I received a question (er, request) on Facebook to discuss in a little more detail about how/why storm systems and fronts seemingly 'jump' across the Appalachian Mountains. Actually, this process is not really all that rare, and can happen multiple times in the evolution/advancement of a storm system. A storm center spawning a new low in a new location is similar to a front-jump, but it's got its own peculiarities. This is a bit wonky, so feel free to ignore it and continue on to the updating tracking maps below ;-)
The shortest way to explain this is two-fold: (1) The upper-air dynamics that foster the storm on the surface are unaffected by the mountains, but the surface layers are; (2) A storm system approaches and connects to such a wondrously more attractive source of energy that causes a rapid intensification at that location in which the parent system can no longer benefit. Here's a video that will also help explain what I'm talking about, although it might seem (WAY) out of place to start ;-)

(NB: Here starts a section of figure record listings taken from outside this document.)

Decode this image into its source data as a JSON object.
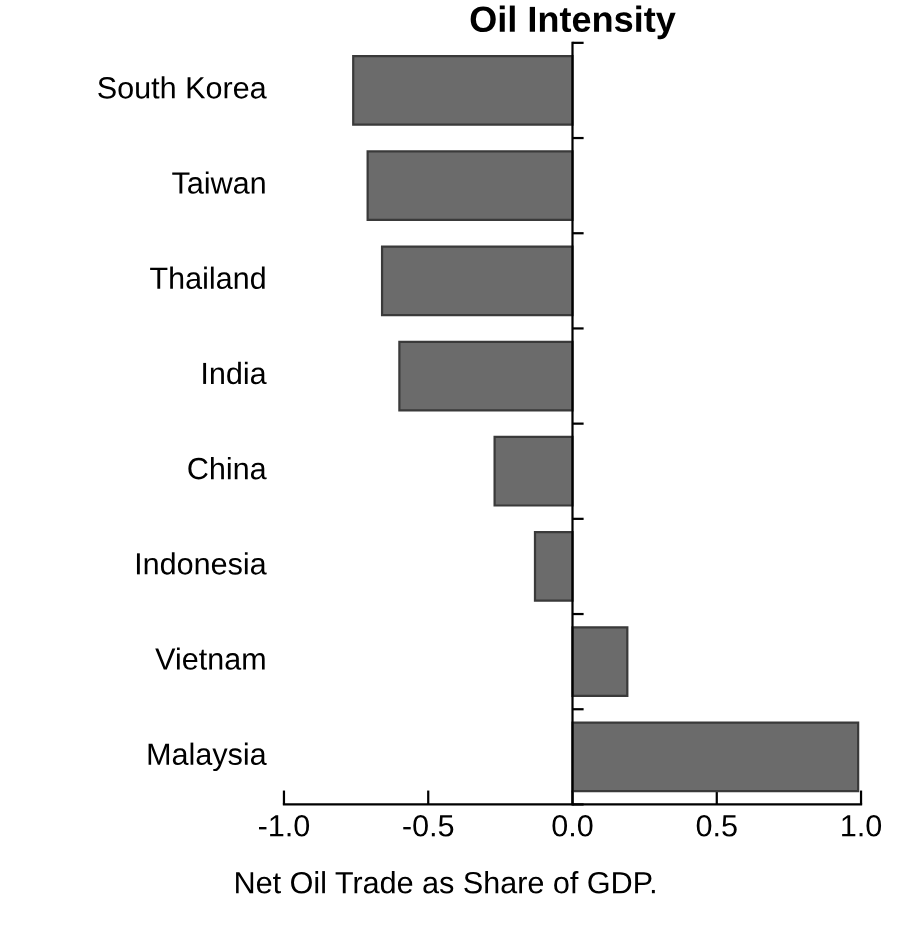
{
  "chart_data": {
    "type": "bar",
    "orientation": "horizontal",
    "title": "Oil Intensity",
    "categories": [
      "South Korea",
      "Taiwan",
      "Thailand",
      "India",
      "China",
      "Indonesia",
      "Vietnam",
      "Malaysia"
    ],
    "values": [
      -0.76,
      -0.71,
      -0.66,
      -0.6,
      -0.27,
      -0.13,
      0.19,
      0.99
    ],
    "color": "#6b6b6b",
    "xlim": [
      -1.0,
      1.0
    ],
    "xticks": [
      {
        "value": -1.0,
        "label": "-1.0"
      },
      {
        "value": -0.5,
        "label": "-0.5"
      },
      {
        "value": 0.0,
        "label": "0.0"
      },
      {
        "value": 0.5,
        "label": "0.5"
      },
      {
        "value": 1.0,
        "label": "1.0"
      }
    ],
    "annotations": [
      "Net Oil Trade as Share of GDP."
    ]
  }
}
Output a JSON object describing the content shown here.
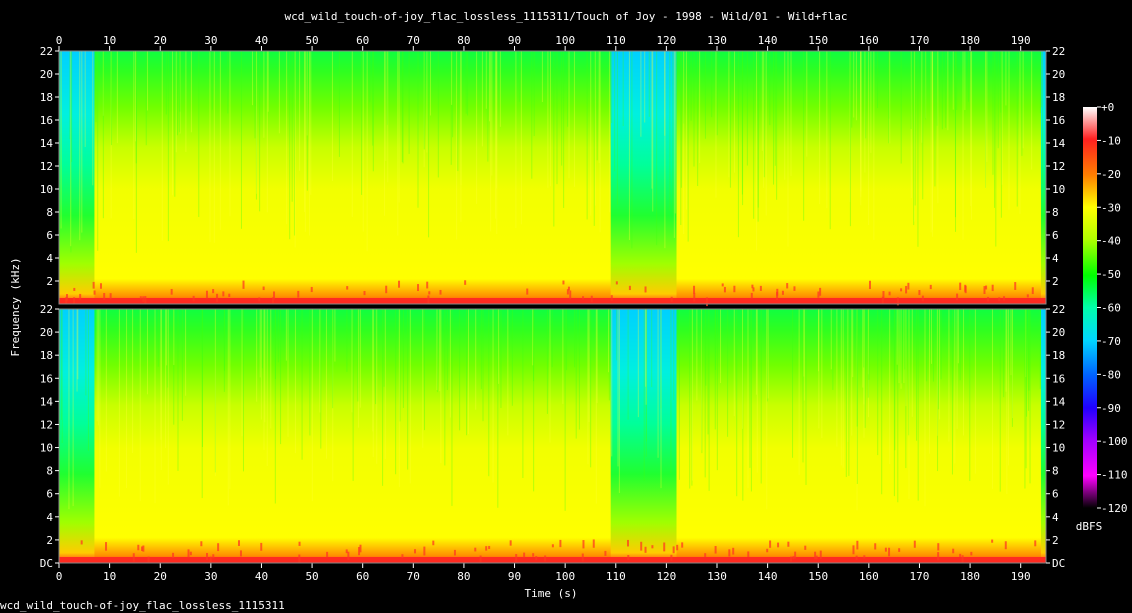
{
  "chart_data": {
    "type": "heatmap",
    "title": "wcd_wild_touch-of-joy_flac_lossless_1115311/Touch of Joy - 1998 - Wild/01 - Wild+flac",
    "xlabel": "Time (s)",
    "ylabel": "Frequency (kHz)",
    "xlim": [
      0,
      195
    ],
    "ylim": [
      0,
      22
    ],
    "x_ticks": [
      "0",
      "10",
      "20",
      "30",
      "40",
      "50",
      "60",
      "70",
      "80",
      "90",
      "100",
      "110",
      "120",
      "130",
      "140",
      "150",
      "160",
      "170",
      "180",
      "190"
    ],
    "y_ticks": [
      "DC",
      "2",
      "4",
      "6",
      "8",
      "10",
      "12",
      "14",
      "16",
      "18",
      "20",
      "22"
    ],
    "channels": 2,
    "colorbar": {
      "label": "dBFS",
      "range": [
        -120,
        0
      ],
      "ticks": [
        "+0",
        "-10",
        "-20",
        "-30",
        "-40",
        "-50",
        "-60",
        "-70",
        "-80",
        "-90",
        "-100",
        "-110",
        "-120"
      ],
      "colors": [
        "#ffffff",
        "#ff2020",
        "#ff7f00",
        "#ffff00",
        "#b0ff00",
        "#00ff00",
        "#00ffaa",
        "#00d8ff",
        "#0060ff",
        "#2000ff",
        "#a000ff",
        "#ff00ff",
        "#300030",
        "#000000"
      ]
    },
    "quiet_segments_s": [
      [
        0,
        7
      ],
      [
        109,
        122
      ],
      [
        194,
        195
      ]
    ]
  },
  "footer": "wcd_wild_touch-of-joy_flac_lossless_1115311"
}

(How has this thing been viewed 500,000 times?!)
Anyway... so let's look at the present situation: Upper-air first, then the surface.
|NAM - 500mb Chart - Monday Night (past)||NAM - 700mb Chart - Monday Night (past)||NAM - Surface Chart - Monday Night (past)|
One of the things I want you to notice first, is that the center of lowest pressure in the Northern Plains is in more-or-less the exact same spot (meaning, from left to right, the lowest on the 500mb chart is near over the lowest on the 700mb chart which is near over the lowest pressure at the surface. As far as storm systems go, this is a bad thing. It is a situation called being "vertically stacked". When a storm system is vertically stacked it begins to fill in and weaken. What you want to see in a strengthening storm is a more staggered vertical profile, so vertical air motion has room to breath, encouraging even more upward air motion, instead of a big fat lid being placed on everything. It is near-inevitable that all strong storm systems suffer the same fate, but that's not the end.
I want you to see on the left-hand chart (the 500mb-chart), the deal with the "X's" again. These refer to impulses of "vorticity" (I've talked about this before, but I understand if you are new to the blog). Vorticity is basically a relative twisting going on in the atmosphere, and an instigator of storm formation wherever they go. Whenever you have a stacked upper air pattern, it is often that along with it you have a little flare of vorticity rotating around the core. And, much like the Polka in the above video, they swing around each other, propelling dynamic changes at the surface.
As the secondary vorticity maximum rotates around the base of the primary (denoted in the left-hand graphic), a new low pressure center is instigated. A helping factor here is the newfound access to the Gulf of Mexico and it's huge source of moisture/energy. This one will begin to take over, as the parent low is left behind to continue to fill in and dissipate.
|NAM - 500mb Chart - Tuesday Night||NAM - 700mb Chart - Tuesday Night||NAM - Surface Chart - Tuesday Night|
In this next stage, the original low in the northern plains has largely faded, and this new low has taken over. The 500mb vorticity complex is still driving the events at the surface, but the air is not vertically stacked. On the 500mb chart at left, the low is in Missouri, the 700mb low is over IL/IN, and the surface low is near Lexington, KY. Ergo, it is still a healthy system. And it would be too, would it not be for the looming Appalachian Mountains. As the upper air energy continues to do the Polka around and around, the surface low will stall up at the base of the mountains. Once the storm energy in the upper levels of the atmosphere (above the mountains) cross harmlessly to the other side, the bountiful storm energy of the Atlantic Ocean awaits. A new low will form on the eastern side of the Appalachian Mountains, and the original begins to languish behind and fill in, no longer the focus of the upper-air energy. This gives the appearance of a "jump", one that happens all the time when the mountains are involved.
|NAM - 500mb Chart - Wednesday Morning||NAM - 700mb Chart - Wednesday Morning||NAM - Surface Chart - Wednesday Morning|
So here's the money-maker... A pretty tight stack, but it's also a rapidly strengthening low pressure (that seemingly 'jumped' over the mountains). Windflow across the storm from the northeast and behind the system from the northwest both contribute to lowering temperatures and snow showers. As the air pushes up the mountains (this time from the east toward the east-facing slopes), that's where we'll see the highest snowfall totals.
So, that, in a hopefully not completely confusing manner, is how storm systems can jump and hop around at the surface, even though the upper air properties retain some element of consistency.